Tout commence avec le narrateur. Un homme qui prend le train et se rend en France, à Autun. Ils fréquente les Wheatland, Cristina et Billy, ses amis. Ces derniers vont lui faire rencontrer Phillip Dean, qui lui rendra visite et ne tardera pas à devenir le personnage central du roman. Dean, un jeune homme insouciant qui n'a pas finit Yale et qui va vivre une folle histoire d'amour avec Anne-Marie.

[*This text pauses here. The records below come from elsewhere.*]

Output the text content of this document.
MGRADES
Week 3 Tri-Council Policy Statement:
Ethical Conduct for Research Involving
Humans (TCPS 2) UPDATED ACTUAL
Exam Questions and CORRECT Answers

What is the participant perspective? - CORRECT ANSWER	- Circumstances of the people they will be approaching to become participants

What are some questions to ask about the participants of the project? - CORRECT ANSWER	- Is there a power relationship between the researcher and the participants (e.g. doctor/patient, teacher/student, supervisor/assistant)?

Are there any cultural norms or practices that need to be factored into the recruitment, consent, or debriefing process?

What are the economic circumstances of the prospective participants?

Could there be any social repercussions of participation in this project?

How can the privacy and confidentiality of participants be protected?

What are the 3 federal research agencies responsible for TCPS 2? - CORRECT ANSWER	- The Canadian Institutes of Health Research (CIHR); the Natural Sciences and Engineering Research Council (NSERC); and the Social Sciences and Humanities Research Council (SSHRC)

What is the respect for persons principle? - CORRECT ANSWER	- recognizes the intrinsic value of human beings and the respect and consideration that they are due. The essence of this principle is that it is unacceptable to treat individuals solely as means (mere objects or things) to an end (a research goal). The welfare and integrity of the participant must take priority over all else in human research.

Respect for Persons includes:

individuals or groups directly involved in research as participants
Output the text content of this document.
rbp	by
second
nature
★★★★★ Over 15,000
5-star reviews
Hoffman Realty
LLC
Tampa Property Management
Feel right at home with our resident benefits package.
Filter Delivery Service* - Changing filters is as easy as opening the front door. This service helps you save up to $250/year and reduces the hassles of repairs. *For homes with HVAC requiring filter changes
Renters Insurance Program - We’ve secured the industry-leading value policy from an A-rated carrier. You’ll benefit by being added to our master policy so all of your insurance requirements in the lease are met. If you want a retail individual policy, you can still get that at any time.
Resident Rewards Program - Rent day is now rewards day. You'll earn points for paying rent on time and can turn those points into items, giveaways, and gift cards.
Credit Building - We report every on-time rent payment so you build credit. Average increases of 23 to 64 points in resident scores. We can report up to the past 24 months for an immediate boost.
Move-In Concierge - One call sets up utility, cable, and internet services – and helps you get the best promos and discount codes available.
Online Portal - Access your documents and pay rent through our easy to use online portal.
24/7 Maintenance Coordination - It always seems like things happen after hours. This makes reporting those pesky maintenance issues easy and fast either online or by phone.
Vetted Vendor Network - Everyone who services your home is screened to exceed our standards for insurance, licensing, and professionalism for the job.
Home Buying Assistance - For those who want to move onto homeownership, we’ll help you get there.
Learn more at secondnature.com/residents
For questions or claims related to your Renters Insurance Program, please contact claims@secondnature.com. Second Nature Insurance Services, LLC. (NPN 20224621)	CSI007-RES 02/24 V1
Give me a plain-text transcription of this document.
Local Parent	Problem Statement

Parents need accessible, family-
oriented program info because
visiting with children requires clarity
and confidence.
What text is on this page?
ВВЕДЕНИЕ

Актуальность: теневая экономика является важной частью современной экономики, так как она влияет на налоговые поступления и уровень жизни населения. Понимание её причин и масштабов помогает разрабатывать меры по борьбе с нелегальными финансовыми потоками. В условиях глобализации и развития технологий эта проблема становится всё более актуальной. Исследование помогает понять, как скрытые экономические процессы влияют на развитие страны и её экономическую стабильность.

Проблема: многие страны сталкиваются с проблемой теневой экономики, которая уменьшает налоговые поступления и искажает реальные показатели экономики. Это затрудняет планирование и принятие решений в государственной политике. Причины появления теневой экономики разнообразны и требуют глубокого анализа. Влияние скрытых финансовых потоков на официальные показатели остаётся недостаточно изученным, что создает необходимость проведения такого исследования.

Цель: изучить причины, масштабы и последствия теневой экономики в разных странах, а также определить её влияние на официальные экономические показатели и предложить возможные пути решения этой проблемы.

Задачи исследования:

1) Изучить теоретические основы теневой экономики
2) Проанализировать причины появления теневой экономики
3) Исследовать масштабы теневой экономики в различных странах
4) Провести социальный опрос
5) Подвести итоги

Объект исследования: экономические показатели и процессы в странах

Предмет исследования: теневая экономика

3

"Si j'avais été dans une classe en dessous de la sienne il serait devenu mon héros, le rebelle que, si seulement j'avais eu le courage, j'aurais pu devenir moi aussi. Au lieu de ça j'ai fait comme il fallait. J'avais de bonnes notes. Je prenais soin de mes livres."

La première chose qui frappe, c'est l'écriture. À la fois douce et poétique, on croirait découvrir un carnet de croquis. On suit le voyage du narrateur à bord du train, et ce dernier livre ses ressentis et ses observations sur ce qui l'entoure. On croise, fugitivement, des paysages, des portraits de femmes. Bien sûr le rythme est lent et l'impression douçâtre, mais c'est ce qui fait le charme du récit, s'approchant du carnet de voyage.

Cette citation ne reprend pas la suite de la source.